A compact travel account and regional survey that blends natural history, practical travel notes, and ethnographic sketches of Assam and its hill peoples. The narrator describes journeys by river and forest, local climate and agriculture, abundant wildlife and hunting methods, and the material culture, customs, and social practices of numerous tribal communities. Separate chapters record topography, village life, cultivation and revenue systems, slavery and opium, and encounters with frontier authorities, while appended sketches profile individual tribes, their dress, rites, and modes of warfare. Occasional illustrations and maps accompany the observational narrative.

COSSEAHS.

This tribe, although near neighbours of the Garrows, are unlike them in personal appearance. They are an athletic race, but by no means fond of more occupation than will suffice to give them a bare subsistence. This gained, their lives are passed in fishing, bird catching, and hunting, merely by way of pastime. Like all savages, they are untrustworthy.

In the year 1829 at Nuncklow, Lieutenants Beddingfield and Burlton were, by the Cosseah Rajah’s order, barbarously massacred. A regular war ensued; consequent on which Rajah Teeruth Singh was deprived of the district of Bur Dooar, and the Rajah of Pantam having joined the Cosseahs, his district was also sequestrated. At this period, no protecting force being at hand, the Garrows joined the Cosseahs and invaded the districts of Bur Dooar and Pantam, accompanied by the people, who were compelled to join the insurrection. The movement, however, was quickly suppressed by military detachments. Since then the Cosseahs have been vigilantly watched by the Sylhet Light Infantry, stationed at Chirrapoonjie.

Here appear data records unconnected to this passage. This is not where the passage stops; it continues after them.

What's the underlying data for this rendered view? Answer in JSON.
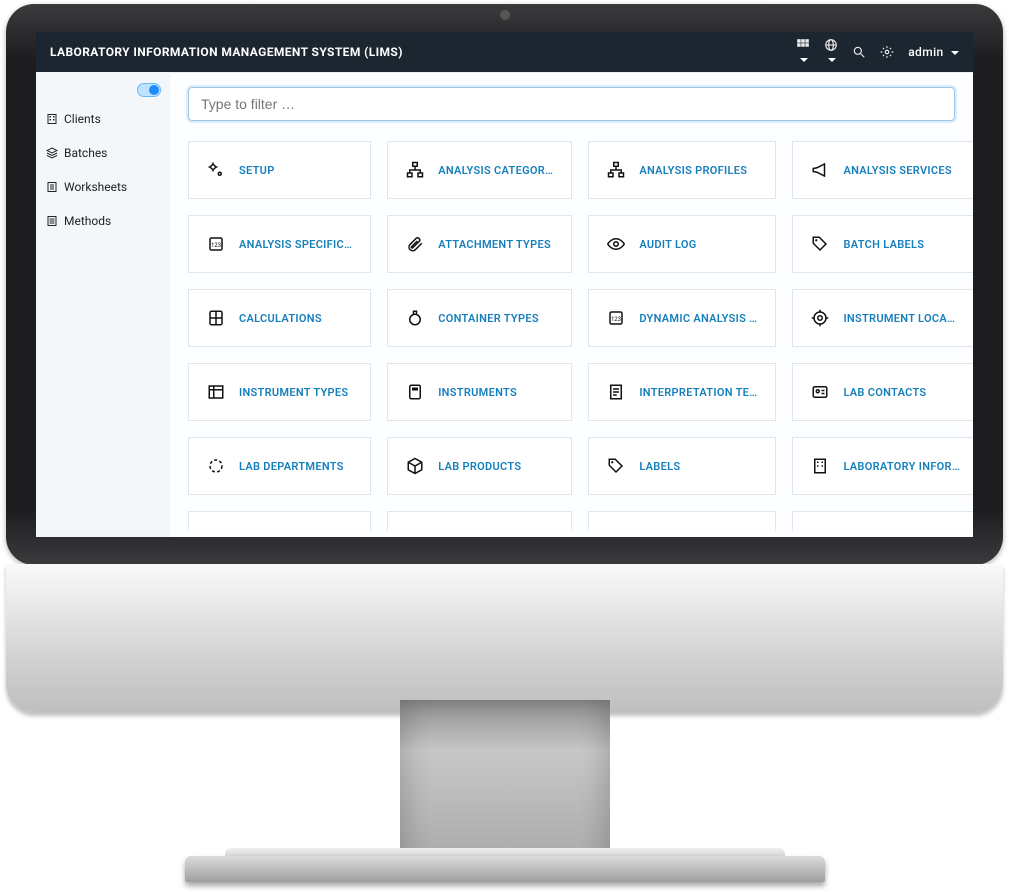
{
  "topbar": {
    "title": "LABORATORY INFORMATION MANAGEMENT SYSTEM (LIMS)",
    "user_label": "admin"
  },
  "sidebar": {
    "items": [
      {
        "label": "Clients"
      },
      {
        "label": "Batches"
      },
      {
        "label": "Worksheets"
      },
      {
        "label": "Methods"
      }
    ]
  },
  "filter": {
    "placeholder": "Type to filter …",
    "value": ""
  },
  "cards": [
    {
      "label": "SETUP"
    },
    {
      "label": "ANALYSIS CATEGOR…"
    },
    {
      "label": "ANALYSIS PROFILES"
    },
    {
      "label": "ANALYSIS SERVICES"
    },
    {
      "label": "ANALYSIS SPECIFIC…"
    },
    {
      "label": "ATTACHMENT TYPES"
    },
    {
      "label": "AUDIT LOG"
    },
    {
      "label": "BATCH LABELS"
    },
    {
      "label": "CALCULATIONS"
    },
    {
      "label": "CONTAINER TYPES"
    },
    {
      "label": "DYNAMIC ANALYSIS …"
    },
    {
      "label": "INSTRUMENT LOCA…"
    },
    {
      "label": "INSTRUMENT TYPES"
    },
    {
      "label": "INSTRUMENTS"
    },
    {
      "label": "INTERPRETATION TE…"
    },
    {
      "label": "LAB CONTACTS"
    },
    {
      "label": "LAB DEPARTMENTS"
    },
    {
      "label": "LAB PRODUCTS"
    },
    {
      "label": "LABELS"
    },
    {
      "label": "LABORATORY INFOR…"
    }
  ]
}
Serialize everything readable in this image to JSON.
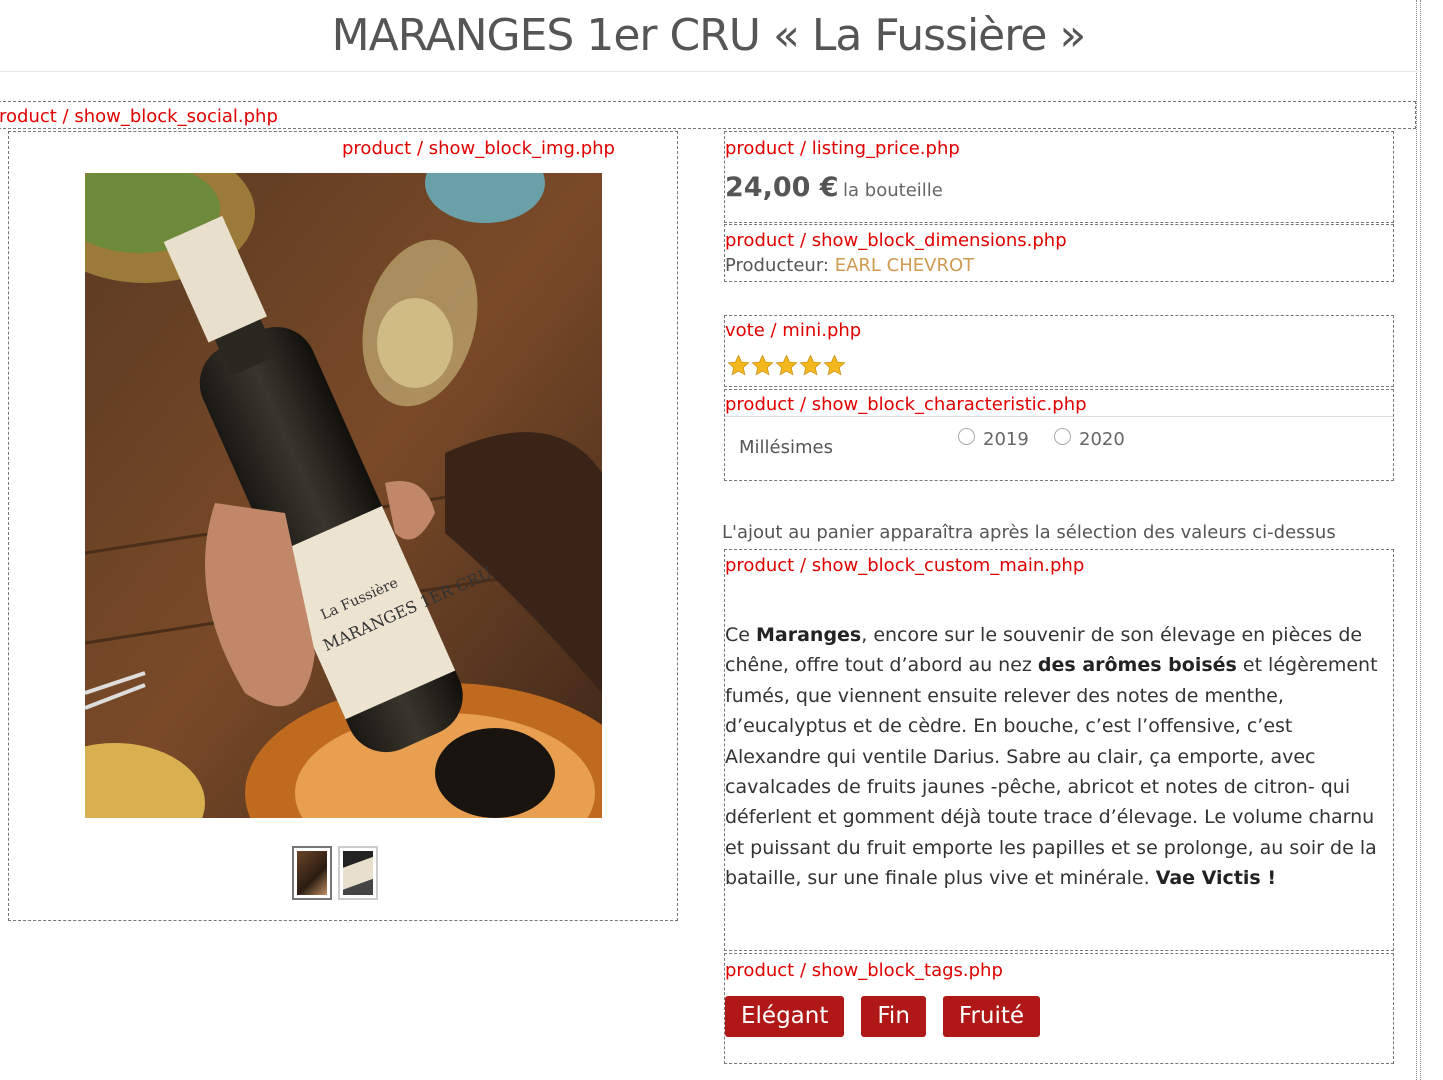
{
  "page": {
    "title": "MARANGES 1er CRU « La Fussière »"
  },
  "debug_labels": {
    "social": "roduct / show_block_social.php",
    "img": "product / show_block_img.php",
    "price": "product / listing_price.php",
    "dimensions": "product / show_block_dimensions.php",
    "vote": "vote / mini.php",
    "characteristic": "product / show_block_characteristic.php",
    "custom": "product / show_block_custom_main.php",
    "tags": "product / show_block_tags.php"
  },
  "price": {
    "amount": "24,00 €",
    "unit": "la bouteille"
  },
  "producer": {
    "label": "Producteur:",
    "name": "EARL CHEVROT"
  },
  "rating": {
    "stars": 5,
    "max": 5,
    "color": "#f5b81c"
  },
  "characteristics": {
    "label": "Millésimes",
    "options": [
      "2019",
      "2020"
    ],
    "selected": null
  },
  "cart_note": "L'ajout au panier apparaîtra après la sélection des valeurs ci-dessus",
  "description": {
    "p1": "Ce ",
    "b1": "Maranges",
    "p2": ", encore sur le souvenir de son élevage en pièces de chêne, offre tout d’abord au nez ",
    "b2": "des arômes boisés",
    "p3": " et légèrement fumés, que viennent ensuite relever des notes de menthe, d’eucalyptus et de cèdre. En bouche, c’est l’offensive, c’est Alexandre qui ventile Darius. Sabre au clair, ça emporte, avec cavalcades de fruits jaunes -pêche, abricot et notes de citron- qui déferlent et gomment déjà toute trace d’élevage. Le volume charnu et puissant du fruit emporte les papilles et se prolonge, au soir de la bataille, sur une finale plus vive et minérale. ",
    "b3": "Vae Victis !"
  },
  "tags": [
    "Elégant",
    "Fin",
    "Fruité"
  ],
  "colors": {
    "debug_red": "#e00000",
    "tag_bg": "#b01818",
    "producer_link": "#d09a50"
  }
}
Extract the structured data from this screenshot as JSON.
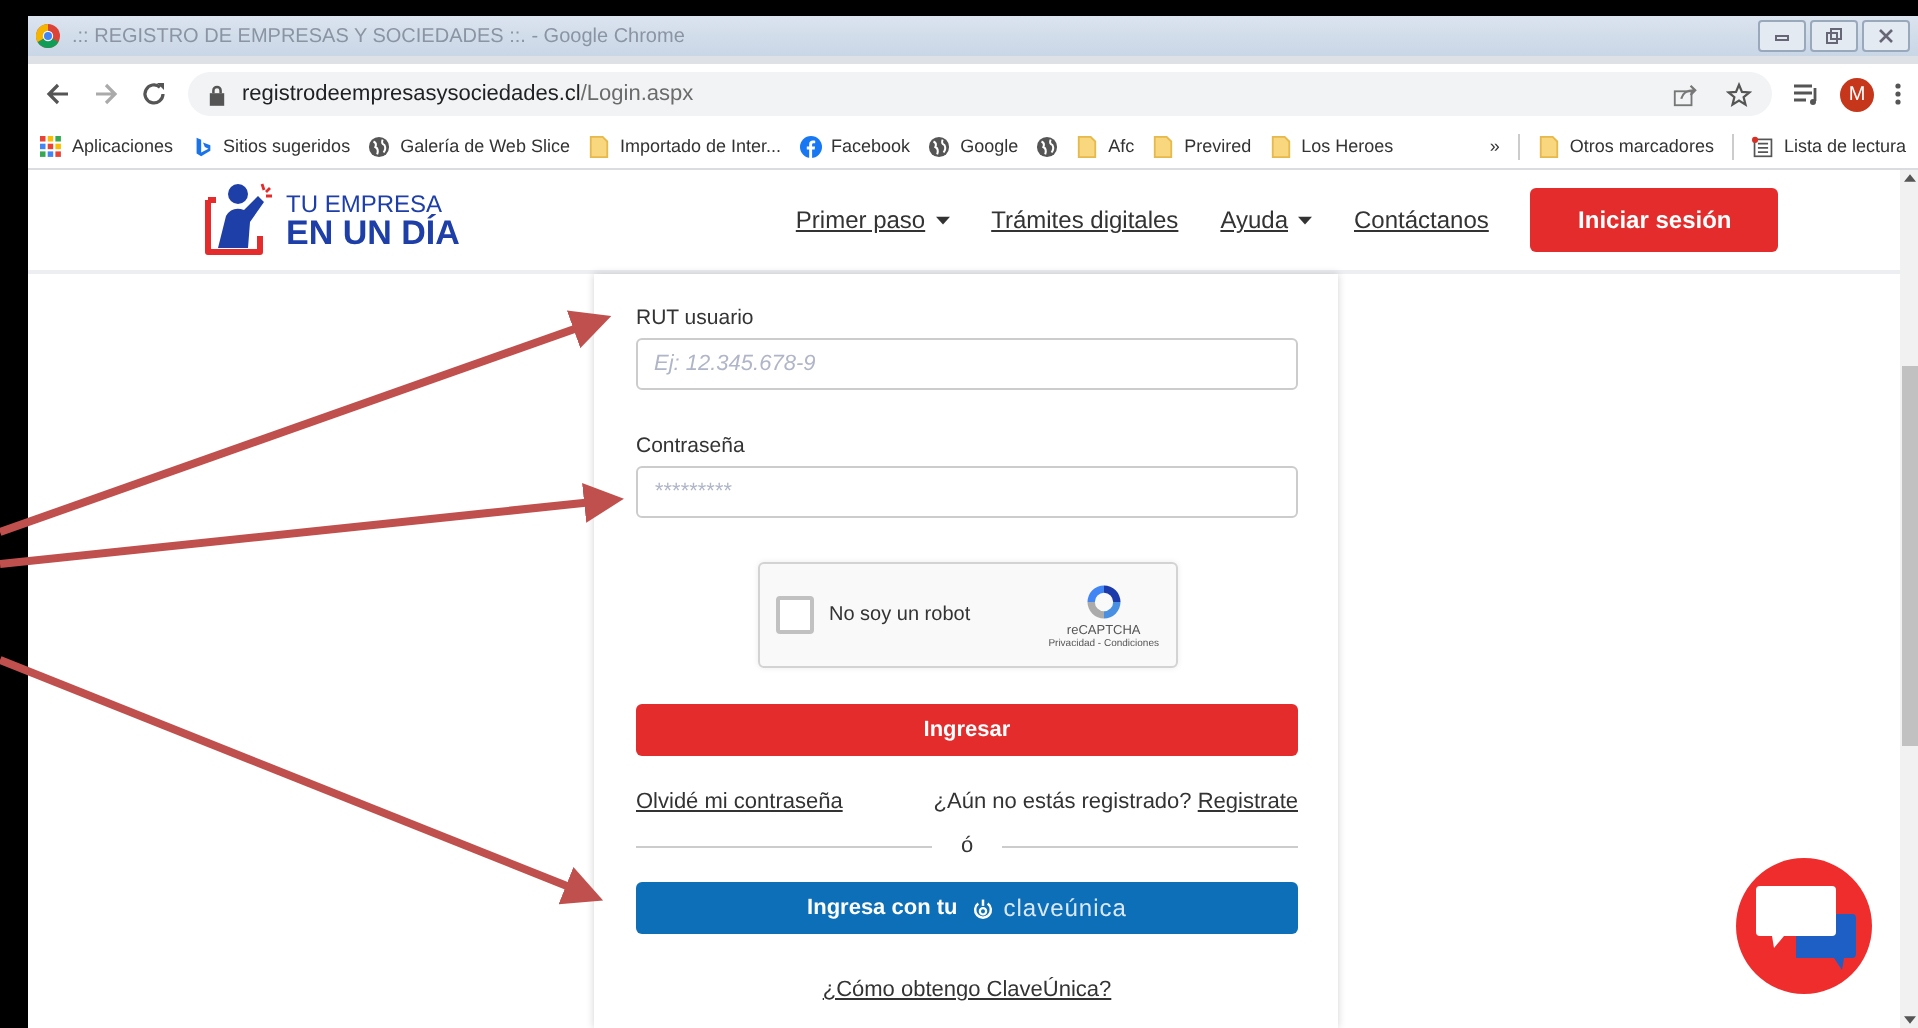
{
  "window": {
    "title": ".:: REGISTRO DE EMPRESAS Y SOCIEDADES ::. - Google Chrome"
  },
  "address_bar": {
    "domain": "registrodeempresasysociedades.cl",
    "path": "/Login.aspx"
  },
  "profile": {
    "initial": "M"
  },
  "bookmarks": [
    {
      "label": "Aplicaciones",
      "kind": "apps"
    },
    {
      "label": "Sitios sugeridos",
      "kind": "bing"
    },
    {
      "label": "Galería de Web Slice",
      "kind": "globe"
    },
    {
      "label": "Importado de Inter...",
      "kind": "folder"
    },
    {
      "label": "Facebook",
      "kind": "facebook"
    },
    {
      "label": "Google",
      "kind": "globe"
    },
    {
      "kind": "globe"
    },
    {
      "label": "Afc",
      "kind": "folder"
    },
    {
      "label": "Previred",
      "kind": "folder"
    },
    {
      "label": "Los Heroes",
      "kind": "folder"
    }
  ],
  "bookmarks_more": "»",
  "other_bookmarks": "Otros marcadores",
  "reading_list": "Lista de lectura",
  "site": {
    "logo_top": "TU EMPRESA",
    "logo_bottom": "EN UN DÍA",
    "nav": [
      {
        "label": "Primer paso",
        "dropdown": true
      },
      {
        "label": "Trámites digitales",
        "dropdown": false
      },
      {
        "label": "Ayuda",
        "dropdown": true
      },
      {
        "label": "Contáctanos",
        "dropdown": false
      }
    ],
    "login_button": "Iniciar sesión"
  },
  "form": {
    "rut_label": "RUT usuario",
    "rut_placeholder": "Ej: 12.345.678-9",
    "password_label": "Contraseña",
    "password_placeholder": "*********",
    "captcha": {
      "label": "No soy un robot",
      "checked": false,
      "brand": "reCAPTCHA",
      "terms": "Privacidad - Condiciones"
    },
    "submit": "Ingresar",
    "forgot": "Olvidé mi contraseña",
    "register_prompt": "¿Aún no estás registrado?",
    "register_link": "Registrate",
    "divider": "ó",
    "clave_button": "Ingresa con tu",
    "clave_brand": "claveúnica",
    "clave_help": "¿Cómo obtengo ClaveÚnica?"
  }
}
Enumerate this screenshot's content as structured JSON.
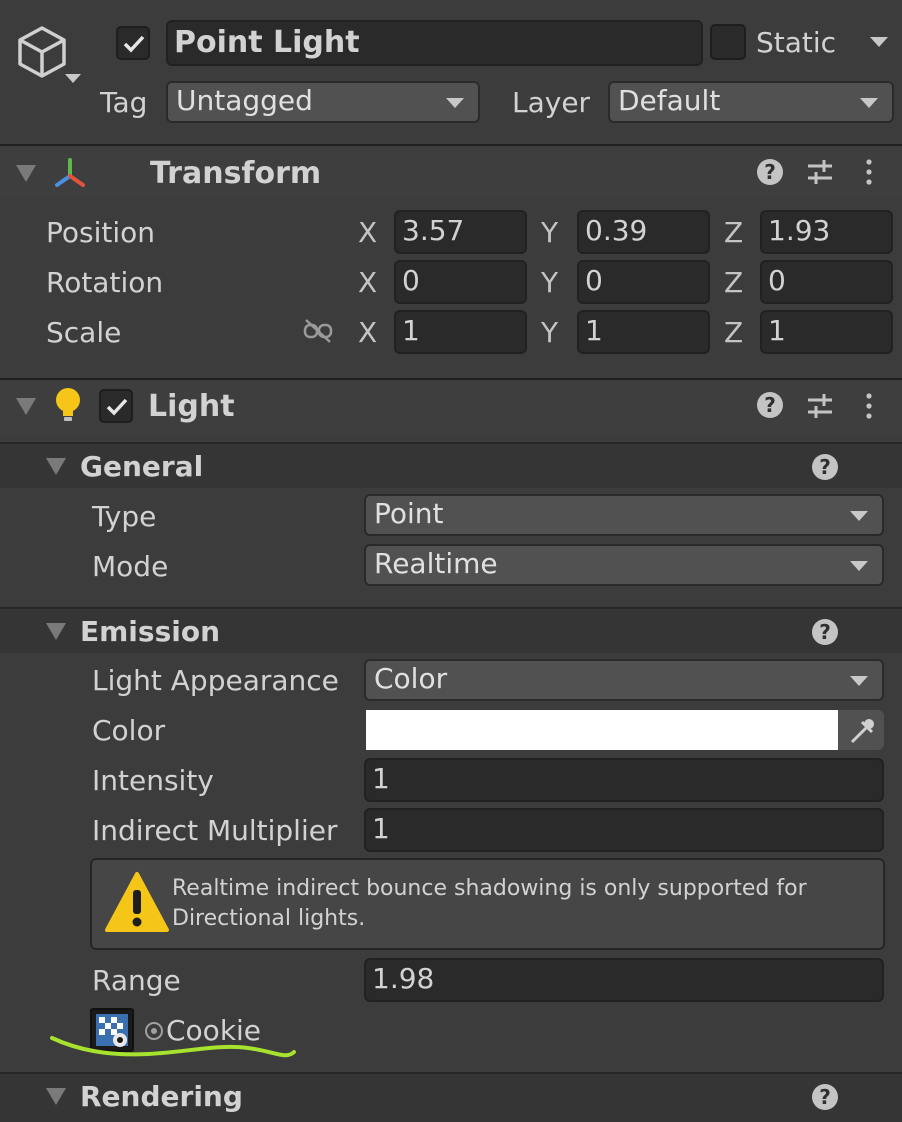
{
  "object": {
    "name": "Point Light",
    "active": true,
    "static_label": "Static",
    "tag_label": "Tag",
    "tag_value": "Untagged",
    "layer_label": "Layer",
    "layer_value": "Default"
  },
  "transform": {
    "title": "Transform",
    "rows": [
      {
        "label": "Position",
        "x": "3.57",
        "y": "0.39",
        "z": "1.93"
      },
      {
        "label": "Rotation",
        "x": "0",
        "y": "0",
        "z": "0"
      },
      {
        "label": "Scale",
        "x": "1",
        "y": "1",
        "z": "1"
      }
    ],
    "axes": {
      "x": "X",
      "y": "Y",
      "z": "Z"
    }
  },
  "light": {
    "title": "Light",
    "enabled": true,
    "general": {
      "title": "General",
      "type_label": "Type",
      "type_value": "Point",
      "mode_label": "Mode",
      "mode_value": "Realtime"
    },
    "emission": {
      "title": "Emission",
      "appearance_label": "Light Appearance",
      "appearance_value": "Color",
      "color_label": "Color",
      "color_value": "#ffffff",
      "intensity_label": "Intensity",
      "intensity_value": "1",
      "indirect_label": "Indirect Multiplier",
      "indirect_value": "1",
      "warning": "Realtime indirect bounce shadowing is only supported for Directional lights.",
      "range_label": "Range",
      "range_value": "1.98",
      "cookie_label": "Cookie"
    },
    "rendering": {
      "title": "Rendering"
    }
  },
  "colors": {
    "background": "#3c3c3c",
    "field": "#2a2a2a",
    "dropdown": "#515151",
    "annotation": "#a6e22e",
    "warning": "#f5c518"
  }
}
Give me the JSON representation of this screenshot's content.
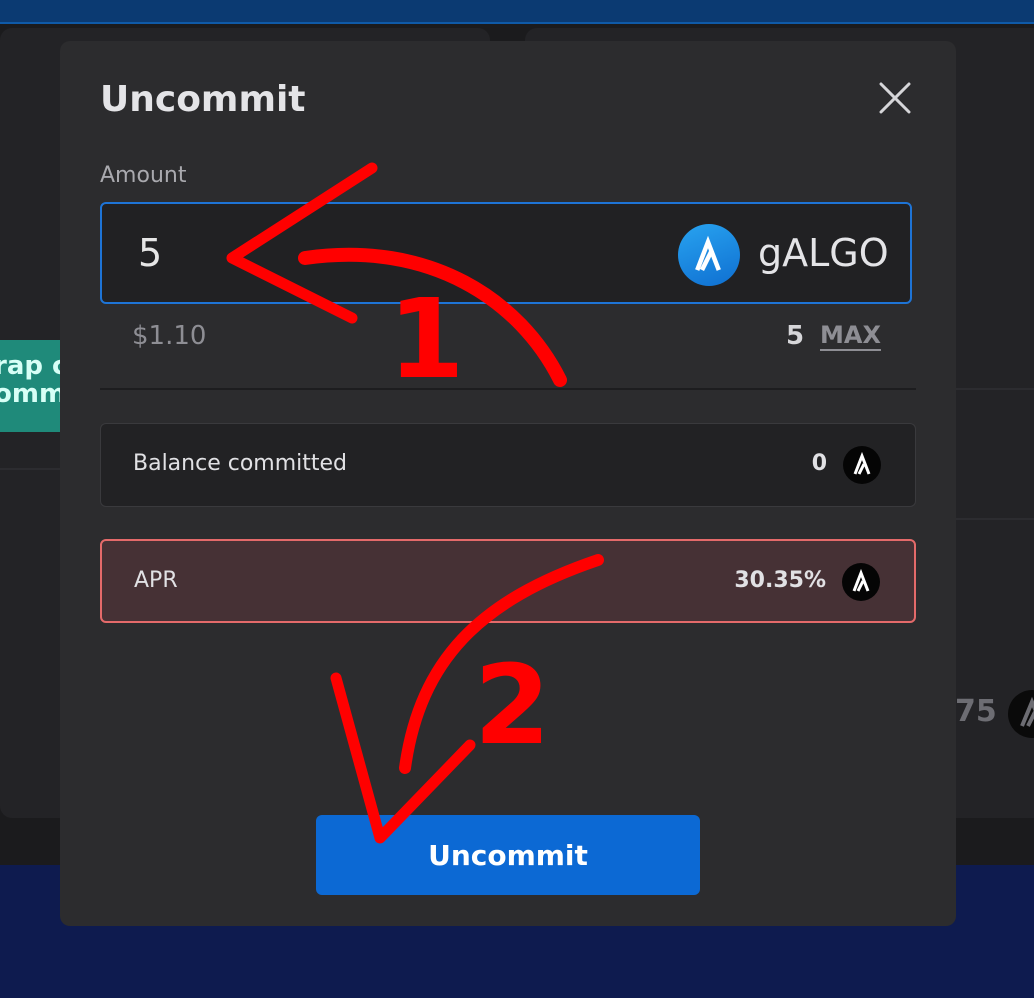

In the Cosseah hills a large supply of potatoes is annually raised and sold in the Gowahatty market, realizing to the Cosseahs no inconsiderable profit. The effect of this traffic being to promote a more frequent intercourse with the people of the plains, it is hoped that in course of time the Cosseahs may learn the value of peaceable commercial pursuits, and become a prosperous and civilized race.

Singphoo, Cosseah, and Garrow swords.